Last year an Executive proclamation[10] was issued directing the removal
of fences which inclosed the public domain. Many of these have been
removed in obedience to such order, but much of the public land still
remains within the lines of these unlawful fences. The ingenious methods
resorted to in order to continue these trespasses and the hardihood of
the pretenses by which in some cases such inclosures are justified are
fully detailed in the report of the Secretary of the Interior.
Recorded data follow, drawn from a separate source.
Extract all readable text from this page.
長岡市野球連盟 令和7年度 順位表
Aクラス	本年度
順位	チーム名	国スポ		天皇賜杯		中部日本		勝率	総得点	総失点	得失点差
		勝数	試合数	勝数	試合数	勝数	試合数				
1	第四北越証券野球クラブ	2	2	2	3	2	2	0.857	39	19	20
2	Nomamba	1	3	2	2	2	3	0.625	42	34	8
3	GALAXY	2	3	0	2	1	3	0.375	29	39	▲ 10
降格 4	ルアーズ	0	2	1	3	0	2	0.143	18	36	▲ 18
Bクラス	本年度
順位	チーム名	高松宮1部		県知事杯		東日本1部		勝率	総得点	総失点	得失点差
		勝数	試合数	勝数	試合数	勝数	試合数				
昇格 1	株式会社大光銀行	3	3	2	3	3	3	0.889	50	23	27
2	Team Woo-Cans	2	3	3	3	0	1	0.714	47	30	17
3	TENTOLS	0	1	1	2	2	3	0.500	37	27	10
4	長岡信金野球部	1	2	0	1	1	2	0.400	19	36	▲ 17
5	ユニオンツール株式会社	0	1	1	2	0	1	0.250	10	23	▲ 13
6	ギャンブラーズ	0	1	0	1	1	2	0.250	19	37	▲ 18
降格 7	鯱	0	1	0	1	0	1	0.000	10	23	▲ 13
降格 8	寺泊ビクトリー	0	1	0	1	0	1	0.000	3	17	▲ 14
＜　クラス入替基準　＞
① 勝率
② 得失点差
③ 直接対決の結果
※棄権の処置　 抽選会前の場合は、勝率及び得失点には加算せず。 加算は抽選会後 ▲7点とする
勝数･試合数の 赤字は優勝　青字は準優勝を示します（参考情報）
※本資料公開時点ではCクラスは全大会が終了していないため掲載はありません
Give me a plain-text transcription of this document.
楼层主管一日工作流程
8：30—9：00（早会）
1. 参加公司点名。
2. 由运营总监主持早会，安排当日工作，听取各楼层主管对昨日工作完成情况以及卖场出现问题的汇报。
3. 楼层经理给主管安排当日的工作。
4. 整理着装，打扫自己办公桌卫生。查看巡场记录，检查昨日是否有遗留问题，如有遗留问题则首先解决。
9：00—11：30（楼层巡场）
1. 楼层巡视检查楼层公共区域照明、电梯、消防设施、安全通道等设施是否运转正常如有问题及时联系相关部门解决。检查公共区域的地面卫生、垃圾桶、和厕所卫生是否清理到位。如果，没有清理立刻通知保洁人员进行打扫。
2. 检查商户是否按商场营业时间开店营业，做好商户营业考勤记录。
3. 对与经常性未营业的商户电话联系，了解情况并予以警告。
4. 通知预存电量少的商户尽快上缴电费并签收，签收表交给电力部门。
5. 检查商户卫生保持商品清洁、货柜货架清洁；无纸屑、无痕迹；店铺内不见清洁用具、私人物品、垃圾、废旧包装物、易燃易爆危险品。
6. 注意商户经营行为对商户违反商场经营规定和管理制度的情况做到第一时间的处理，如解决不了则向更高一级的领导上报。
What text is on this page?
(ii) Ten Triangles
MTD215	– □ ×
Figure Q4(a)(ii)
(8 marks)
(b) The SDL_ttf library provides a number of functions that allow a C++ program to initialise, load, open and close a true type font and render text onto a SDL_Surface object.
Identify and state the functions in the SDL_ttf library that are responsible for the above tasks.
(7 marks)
The removal of the fences still remaining which inclose public lands
will be enforced with all the authority and means with which the
executive branch of the Government is or shall be invested by the
Congress for that purpose.
The report of the Commissioner of Pensions contains a detailed and most
satisfactory exhibit of the operations of the Pension Bureau during the
last fiscal year. The amount of work done was the largest in any year
since the organization of the Bureau, and it has been done at less cost
than during the previous year in every division.
On the 30th day of June, 1886, there were 365,783 pensioners on the
rolls of the Bureau.
Since 1861 there have been 1,018,735 applications for pensions filed, of
which 78,834 were based upon service in the War of 1812. There were
621,754 of these applications allowed, including 60,178 to the soldiers
of 1812 and their widows.
The total amount paid for pensions since 1861 is $808,624,811.